The computing world celebrates the 2024 Association for Computing Machinery A.M. Turing Award, often dubbed the “Nobel Prize of computing.” The award recognizes Andrew Barto, professor emeritus at the University of Massachusetts Amherst, and Richard Sutton, professor of computer science at the University of Alberta, Canada, for their groundbreaking contributions to reinforcement learning (RL).
Reinforcement Learning: A Transformative Legacy
Barto and Sutton are lauded as pioneers of modern computational reinforcement learning. RL addresses the challenge of teaching agents how to act based on evaluative feedback. Their work has provided the foundational conceptual and algorithmic framework for RL, profoundly influencing the future of both artificial intelligence and decision-making systems.
The impact of RL spans multiple disciplines, including computer science (machine learning), engineering (optimal control), mathematics (operations research), neuroscience (optimal decision-making), psychology (classical and operant conditioning), and economics (rational choice theory). Researchers across these fields continue to be inspired by the work of Sutton and Barto.
NSF Funding: Fueling AI Innovation
Barto’s research was made possible by numerous U.S. National Science Foundation (NSF)-funded projects that supported AI research long before its recent explosion in popularity and funding. These grants, which came from programs such as the National Robotics Initiative, Robust Intelligence, and Artificial Intelligence and Cognitive Science, drove long-term, fundamental advances in machine learning we see today.
“Barto’s research exemplifies the power of foundational computational research that has not only advanced state-of-the-art decision-making machines and intelligent systems but has also provided critical insights into understanding intelligence itself,” noted Greg Hager, NSF assistant director for Computer and Information Science and Engineering.

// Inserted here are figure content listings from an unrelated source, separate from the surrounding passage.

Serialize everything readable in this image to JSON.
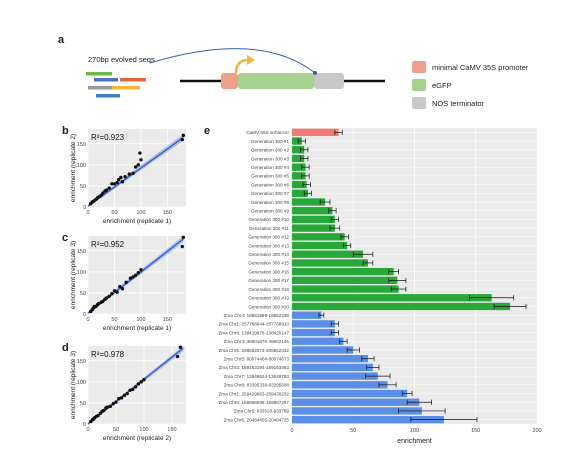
{
  "panels": {
    "a": "a",
    "b": "b",
    "c": "c",
    "d": "d",
    "e": "e"
  },
  "schematic": {
    "seqs_label": "270bp evolved seqs",
    "legend": [
      {
        "label": "minimal  CaMV 35S promoter",
        "color": "#f0a08a"
      },
      {
        "label": "eGFP",
        "color": "#a6d18e"
      },
      {
        "label": "NOS terminator",
        "color": "#c8c8c8"
      }
    ],
    "fragment_colors": [
      "#6dbb45",
      "#4f6fc1",
      "#e06a3b",
      "#9a9a9a",
      "#f4b73c",
      "#3d7fc8"
    ]
  },
  "chart_data": [
    {
      "type": "scatter",
      "panel": "b",
      "annotation": "R²=0.923",
      "xlabel": "enrichment (replicate 1)",
      "ylabel": "enrichment (replicate 2)",
      "xticks": [
        0,
        50,
        100,
        150
      ],
      "yticks": [
        0,
        50,
        100,
        150
      ],
      "xlim": [
        0,
        185
      ],
      "ylim": [
        0,
        185
      ],
      "points": [
        [
          5,
          8
        ],
        [
          8,
          12
        ],
        [
          10,
          13
        ],
        [
          12,
          15
        ],
        [
          15,
          18
        ],
        [
          18,
          22
        ],
        [
          22,
          25
        ],
        [
          25,
          28
        ],
        [
          28,
          33
        ],
        [
          32,
          38
        ],
        [
          35,
          40
        ],
        [
          40,
          45
        ],
        [
          45,
          55
        ],
        [
          50,
          55
        ],
        [
          55,
          58
        ],
        [
          58,
          65
        ],
        [
          62,
          70
        ],
        [
          65,
          60
        ],
        [
          70,
          72
        ],
        [
          78,
          78
        ],
        [
          85,
          80
        ],
        [
          90,
          95
        ],
        [
          95,
          100
        ],
        [
          98,
          128
        ],
        [
          100,
          112
        ],
        [
          178,
          160
        ],
        [
          180,
          170
        ]
      ],
      "fit": [
        [
          0,
          2
        ],
        [
          180,
          165
        ]
      ]
    },
    {
      "type": "scatter",
      "panel": "c",
      "annotation": "R²=0.952",
      "xlabel": "enrichment (replicate 1)",
      "ylabel": "enrichment (replicate 3)",
      "xticks": [
        0,
        50,
        100,
        150
      ],
      "yticks": [
        0,
        50,
        100,
        150
      ],
      "xlim": [
        0,
        185
      ],
      "ylim": [
        0,
        185
      ],
      "points": [
        [
          5,
          6
        ],
        [
          8,
          10
        ],
        [
          10,
          14
        ],
        [
          12,
          18
        ],
        [
          15,
          18
        ],
        [
          18,
          22
        ],
        [
          20,
          25
        ],
        [
          25,
          28
        ],
        [
          28,
          30
        ],
        [
          32,
          35
        ],
        [
          35,
          38
        ],
        [
          40,
          42
        ],
        [
          45,
          48
        ],
        [
          50,
          55
        ],
        [
          55,
          52
        ],
        [
          60,
          65
        ],
        [
          65,
          60
        ],
        [
          72,
          75
        ],
        [
          80,
          85
        ],
        [
          85,
          88
        ],
        [
          90,
          92
        ],
        [
          95,
          98
        ],
        [
          100,
          105
        ],
        [
          178,
          160
        ],
        [
          180,
          182
        ]
      ],
      "fit": [
        [
          0,
          2
        ],
        [
          180,
          178
        ]
      ]
    },
    {
      "type": "scatter",
      "panel": "d",
      "annotation": "R²=0.978",
      "xlabel": "enrichment (replicate 2)",
      "ylabel": "enrichment (replicate 3)",
      "xticks": [
        0,
        50,
        100,
        150
      ],
      "yticks": [
        0,
        50,
        100,
        150
      ],
      "xlim": [
        0,
        175
      ],
      "ylim": [
        0,
        185
      ],
      "points": [
        [
          5,
          6
        ],
        [
          8,
          10
        ],
        [
          10,
          12
        ],
        [
          12,
          15
        ],
        [
          15,
          18
        ],
        [
          18,
          20
        ],
        [
          22,
          25
        ],
        [
          25,
          30
        ],
        [
          28,
          32
        ],
        [
          32,
          38
        ],
        [
          35,
          40
        ],
        [
          40,
          42
        ],
        [
          45,
          48
        ],
        [
          50,
          52
        ],
        [
          55,
          60
        ],
        [
          60,
          62
        ],
        [
          65,
          68
        ],
        [
          70,
          72
        ],
        [
          75,
          80
        ],
        [
          80,
          82
        ],
        [
          85,
          88
        ],
        [
          90,
          95
        ],
        [
          95,
          100
        ],
        [
          100,
          105
        ],
        [
          160,
          160
        ],
        [
          165,
          182
        ]
      ],
      "fit": [
        [
          0,
          0
        ],
        [
          170,
          180
        ]
      ]
    },
    {
      "type": "bar",
      "orientation": "horizontal",
      "panel": "e",
      "xlabel": "enrichment",
      "xticks": [
        0,
        50,
        100,
        150,
        200
      ],
      "xlim": [
        0,
        200
      ],
      "colors": {
        "control": "#ef7b73",
        "evolved": "#27a838",
        "genomic": "#5b8ee6"
      },
      "categories": [
        "CaMV 35S enhancer",
        "Generation 300 #1",
        "Generation 300 #2",
        "Generation 300 #3",
        "Generation 300 #4",
        "Generation 300 #5",
        "Generation 300 #6",
        "Generation 300 #7",
        "Generation 300 #8",
        "Generation 300 #9",
        "Generation 300 #10",
        "Generation 300 #11",
        "Generation 300 #12",
        "Generation 300 #13",
        "Generation 300 #14",
        "Generation 300 #15",
        "Generation 300 #16",
        "Generation 300 #17",
        "Generation 300 #18",
        "Generation 300 #19",
        "Generation 300 #20",
        "Zma Chr4: 18561989-18562238",
        "Zma Chr1: 257768644-257768913",
        "Zma Chr8: 138419878-138420147",
        "Zma Chr3: 48601876-48602145",
        "Zma Chr5: 208552073-208552342",
        "Zma Chr5: 80074404-80074673",
        "Zma Chr3: 189163194-189163463",
        "Zma Chr7: 13649524-13649793",
        "Zma Chr9: 83395339-83395608",
        "Zma Chr1: 259429963-259430232",
        "Zma Chr6: 169868698-169867267",
        "Zma Chr5: 933520-933789",
        "Zma Chr6: 20484456-20484725"
      ],
      "groups": [
        "control",
        "evolved",
        "evolved",
        "evolved",
        "evolved",
        "evolved",
        "evolved",
        "evolved",
        "evolved",
        "evolved",
        "evolved",
        "evolved",
        "evolved",
        "evolved",
        "evolved",
        "evolved",
        "evolved",
        "evolved",
        "evolved",
        "evolved",
        "evolved",
        "genomic",
        "genomic",
        "genomic",
        "genomic",
        "genomic",
        "genomic",
        "genomic",
        "genomic",
        "genomic",
        "genomic",
        "genomic",
        "genomic",
        "genomic"
      ],
      "values": [
        38,
        8,
        10,
        10,
        11,
        11,
        12,
        13,
        27,
        33,
        35,
        35,
        43,
        45,
        58,
        62,
        83,
        86,
        87,
        163,
        178,
        24,
        35,
        35,
        42,
        50,
        62,
        66,
        70,
        78,
        94,
        104,
        106,
        124
      ],
      "errors": [
        3,
        3,
        3,
        3,
        3,
        3,
        3,
        3,
        4,
        3,
        3,
        4,
        3,
        3,
        8,
        4,
        4,
        7,
        6,
        18,
        13,
        2,
        3,
        3,
        3,
        5,
        5,
        5,
        10,
        7,
        4,
        10,
        19,
        27
      ]
    }
  ]
}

Michael Littman, director for the NSF Division of Information and Intelligent Systems, echoed this sentiment: “Andy Barto’s work laid the foundation for modern reinforcement learning, influencing generations of researchers, including myself. His insights with Rich Sutton into how agents can learn and adapt in complex environments form the backbone of how automated behavior is generated in the field of artificial intelligence. Without his pioneering research, many of today’s — and tomorrow’s — AI breakthroughs wouldn’t be possible.”
Impact of Barto and Sutton’s Work
For decades, NSF has supported foundational AI research, with Barto’s work standing out as particularly influential. Barto and Sutton formalized key RL concepts over decades of research, beginning with Sutton’s time as Barto’s first doctoral student. Their collaboration continued when Sutton joined Barto at UMass Amherst, producing many of the foundational RL approaches that are still in use today.
Reinforcement learning methods, built on Sutton and Barto’s work, power a wide array of technologies, including:
- Chatbots: Conversational AI agents employ RL to answer questions helpfully and accurately, as demonstrated by ChatGPT and similar bots.
- Games: RL algorithms have enabled computer players to achieve world-class performance in games like Jeopardy and Go, even influencing top human players’ strategies.
- Robot motor skill learning: RL enables robots to learn, through trial and error, how to perform intricate tasks independently.
- Microprocessor layout and circuit design: RL systems make decisions about composing components that make up computer chips.
- Personalized recommendations: Online services such as Netflix and YouTube rely on RL techniques to tailor recommendations.
- Autonomous vehicles: RL models help self-driving cars navigate complex traffic environments.
- Supply chain optimization: RL systems learn how and where to store items so customers receive goods quickly and at a low cost.
- Algorithm design: Researchers have found novel solutions to long-standing problems using RL.
Breakthroughs in RL have spurred a multibillion-dollar industry, with major companies such as DeepMind and OpenAI relying on RL as a core technology. Moreover, numerous major tech firms now have dedicated RL research teams, and it’s increasingly recognized as a core topic of study. For example, RL was added to the Computer Science Standards of Learning for Virginia Public Schools earlier this year.
Bridging AI and Neuroscience
The work of Barto and Sutton extends beyond computer science and AI, forging crucial connections between RL and brain sciences, including cognitive science, psychology, and neuroscience. Their research has provided revolutionary insights into the mechanisms of learning, in both machines and the human brain.
One of their initial breakthroughs emerged in 1981 when they showed that temporal difference (TD) learning could describe certain learning behaviors that the then-existing Rescorla-Wagner model could not. This discovery opened the door to a new way of understanding how learning occurs. Building on this, a 1995 study found a link between the TD algorithm and the behavior of dopamine neurons in the brain. This provided the foundation for later experiments, confirming that TD learning accurately describes how dopamine influences reward-based learning.
The 2024 A.M. Turing Award, recognizing Barto and Sutton’s lifetime achievements, underscores the essential nature of sustained federal investment in basic research — the type of support that has fueled AI’s breakthroughs over the last four decades.